JPH0672369B2 - Steel cord - Google Patents

Description

TECHNICAL FIELD The present invention relates to a steel cord which can be suitably used for reinforcing a tire, can enhance corrosion resistance, and can improve the service life.

[Conventional technology]

In pneumatic tires and the like, steel cords are often used for carcass plies, belt plies, etc. in order to improve structural strength, durability, etc., and such steel cords are usually, for example, as shown in FIG. In addition, an inner sheath B and an outer sheath C formed by spirally winding an inner filament b ... and an outer filament c ... around a core A formed by twisting three to four core filaments a ... Are used. . It should be noted that the figure shows a 3 + 9 + 15 structure.

[Problems to be Solved by the Invention]

However, in such a conventional structure,
Since the core filaments a ... Are intimately twisted with each other, a cavity d into which rubber cannot penetrate is formed continuously in the longitudinal direction at the center of the core A.

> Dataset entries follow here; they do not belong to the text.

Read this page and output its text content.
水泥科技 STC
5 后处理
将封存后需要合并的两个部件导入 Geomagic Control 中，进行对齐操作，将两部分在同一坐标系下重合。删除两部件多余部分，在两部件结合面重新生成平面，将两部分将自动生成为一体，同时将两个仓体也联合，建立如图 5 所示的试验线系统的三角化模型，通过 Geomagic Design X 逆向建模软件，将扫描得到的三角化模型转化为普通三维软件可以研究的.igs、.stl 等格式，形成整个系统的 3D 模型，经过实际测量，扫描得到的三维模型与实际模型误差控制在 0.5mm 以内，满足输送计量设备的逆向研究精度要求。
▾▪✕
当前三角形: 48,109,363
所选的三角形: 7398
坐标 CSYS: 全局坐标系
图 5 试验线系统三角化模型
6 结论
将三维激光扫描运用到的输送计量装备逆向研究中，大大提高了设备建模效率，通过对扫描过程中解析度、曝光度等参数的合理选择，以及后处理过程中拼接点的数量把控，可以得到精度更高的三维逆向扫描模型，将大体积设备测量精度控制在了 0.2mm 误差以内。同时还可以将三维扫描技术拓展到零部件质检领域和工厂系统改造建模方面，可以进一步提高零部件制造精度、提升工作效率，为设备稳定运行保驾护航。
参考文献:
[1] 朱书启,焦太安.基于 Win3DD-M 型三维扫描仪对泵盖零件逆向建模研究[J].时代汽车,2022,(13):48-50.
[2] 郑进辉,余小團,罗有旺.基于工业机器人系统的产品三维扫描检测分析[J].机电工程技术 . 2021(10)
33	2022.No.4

Therefore, for example, in the tread portion, when damage reaches the cord, moisture or the like penetrating from the damaged portion propagates through the cavity d, and as a result, filaments, rubber separation, and corrosion such as rust. The tire life was greatly reduced by causing breakage and damage of the cord.

An object of the present invention is to provide a steel cord which can improve the corrosion resistance and the service life by adjusting the tensile strength and the bending rigidity based on the fact that the core is formed by one core filament.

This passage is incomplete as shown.